Gina
- Beto Scandiuzzi

- 12 de jun. de 2018
- 3 min de leitura
A velha Maria-Fumaça, como todos os dias, entrou ziguezagueando como um bêbado pela pequena estação de paredes de concreto cor cinza e teto de zinco amarelado pelo tempo. Um apito rouco e melancólico anunciou sua chegada. Os mais velhos diziam, olhos cansados, mãos calejadas no cabo da enxada:
– Eh, chegou o P2, que era como se identificavam os trens da Cia. Mogiana.
Chegava um pouco atrasado, mas isso pouco importava. Fora o gordo chefe da estação, com quepe preto e viseira de plástico, gravata fina e colorida que mal chegava à metade da barriga, eu era o único a esperá-lo.

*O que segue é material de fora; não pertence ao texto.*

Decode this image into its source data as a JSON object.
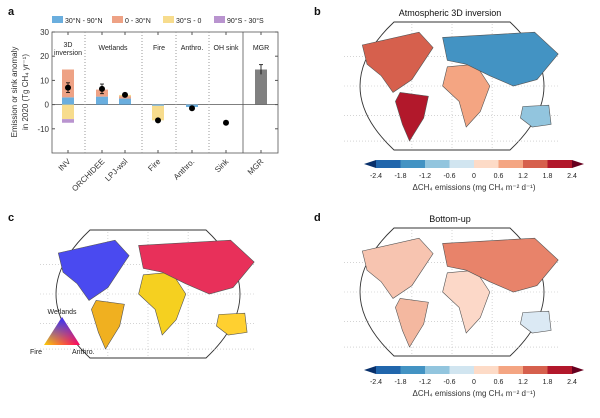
{
  "panels": {
    "a": {
      "letter": "a"
    },
    "b": {
      "letter": "b",
      "title": "Atmospheric 3D inversion"
    },
    "c": {
      "letter": "c"
    },
    "d": {
      "letter": "d",
      "title": "Bottom-up"
    }
  },
  "colorbar": {
    "ticks": [
      "-2.4",
      "-1.8",
      "-1.2",
      "-0.6",
      "0",
      "0.6",
      "1.2",
      "1.8",
      "2.4"
    ],
    "colors": [
      "#08306b",
      "#2166ac",
      "#4393c3",
      "#92c5de",
      "#d1e5f0",
      "#fddbc7",
      "#f4a582",
      "#d6604d",
      "#b2182b",
      "#67001f"
    ],
    "label": "ΔCH₄ emissions (mg CH₄ m⁻² d⁻¹)"
  },
  "ternary_legend": {
    "top": "Wetlands",
    "left": "Fire",
    "right": "Anthro."
  },
  "chart_data": [
    {
      "type": "bar",
      "panel": "a",
      "ylabel": "Emission or sink anomaly in 2020 (Tg CH₄ yr⁻¹)",
      "ylim": [
        -20,
        30
      ],
      "yticks": [
        -10,
        0,
        10,
        20,
        30
      ],
      "categories": [
        "INV",
        "ORCHIDEE",
        "LPJ-wsl",
        "Fire",
        "Anthro.",
        "Sink",
        "MGR"
      ],
      "groups": [
        "3D inversion",
        "Wetlands",
        "Fire",
        "Anthro.",
        "OH sink",
        "MGR"
      ],
      "legend": [
        {
          "name": "30°N - 90°N",
          "color": "#6aaede"
        },
        {
          "name": "0 - 30°N",
          "color": "#eea285"
        },
        {
          "name": "30°S - 0",
          "color": "#f7dc8d"
        },
        {
          "name": "90°S - 30°S",
          "color": "#b994cf"
        }
      ],
      "legend_position": "top",
      "series": [
        {
          "name": "30°N - 90°N",
          "values": [
            3.0,
            3.3,
            2.5,
            -0.5,
            -1.0,
            0,
            0
          ]
        },
        {
          "name": "0 - 30°N",
          "values": [
            11.5,
            2.9,
            1.0,
            0,
            0,
            0,
            0
          ]
        },
        {
          "name": "30°S - 0",
          "values": [
            -6.0,
            0,
            0.5,
            -6.0,
            0,
            0,
            0
          ]
        },
        {
          "name": "90°S - 30°S",
          "values": [
            -1.5,
            0,
            0,
            0,
            0,
            0,
            0
          ]
        }
      ],
      "totals": [
        7.0,
        6.5,
        4.0,
        -6.5,
        -1.5,
        -7.5,
        null
      ],
      "total_errors": [
        [
          5.0,
          9.0
        ],
        [
          4.5,
          8.5
        ],
        [
          3.3,
          4.6
        ],
        null,
        null,
        null,
        null
      ],
      "mgr": {
        "value": 14.5,
        "error": [
          12.5,
          16.5
        ],
        "color": "#808080"
      }
    }
  ]
}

Com os olhos bem abertos e atentos, deixo passar os velhos vagões de madeira, o vagão-restaurante, e dois de segunda classe. O de primeira classe estaciona bem em frente a mim. Entro rápido com medo de que possa partir de imediato. Não me passava pela cabeça perdê-lo. Dentro, deveria estar Gina, que eu havia conhecido por correspondência uns meses antes. A emoção de conhecê-la é forte e o coração bate enlouquecido. Busco-a por todos os lados, caminho até o fundo do vagão, volto, nada de Gina. O vagão está vazio, sem viva alma, e, antes que eu pudesse recobrar meus pensamentos, a velha Maria-Fumaça solta seu apito de partida e arranca lentamente.
Que houvera passado? Por que não veio como havíamos combinado? Enquanto mastigo minha decepção, aproveito para olhar o luxo do vagão. Nunca havia viajado de primeira classe: bancos de almofada cobertos de veludo vermelho com uns detalhes dourados e lustres com centenas de pedras de cristal transparente. Na janela, vidros biselados nas laterais com as letras C e M entrelaçadas no centro. No ar, um Roberto Carlos ainda desconhecido canta na sua voz melodiosa e afinada “quero que vá tudo pro inferno”.
Pela janela passam paisagens rurais, ora terras úmidas e vermelhas recém-aradas, ora plantações de cana que parecem um lençol verde gigante que sobem e descem seguindo o desenho irregular da terra. De vez em quando, gente do campo com um sorriso puro no rosto, acenam como se dentro do trem fôssemos todos parentes e amigos.
Triste e desiludido, ao som do repetitivo e ritmado tic-tac do trem, adormeço. Acordo com um leve toco no ombro; me viro e o que vejo me faz saltar o coração pela boca. Em pé, na minha frente, descalça, com um sorriso tímido, está a mais bonita mulher que eu havia visto na vida. De estatura mediana, delgada, cabelos soltos até os ombros. Do seu rosto lindo e juvenil se destacam uns olhos grandes e verdes como um mar do Caribe. Lábios grossos e bem delineados por um batom vermelho. O corpo mais parece um violino. Veste um conjunto de saia curta e blusa em cetim azul, e que deixa descobertos braços e ombros brancos e delicados como pétalas de jasmim.
Me levanto e lentamente encosto meu rosto junto ao seu e respiro seu alento cálido e perfumado. Em seguida a beijo, um beijo longo, esperado, apaixonado. Por baixo da blusa, com mãos trêmulas, busco acariciar os seus seios, duros, fartos, tesos, aveludados. Enquanto deixamos cair nossas roupas, suas mãos finas e delicadas me guiam rumo às estrelas. E juntos celebramos o amor por primeira vez.
No alto falante Roberto Carlos segue cantando e repetindo estar “amando loucamente a namoradinha de um amigo meu”. La fora o sol se havia escondido atrás dos montes e uma chuva fina e silenciosa escorre pelas janelas de vidros biselados.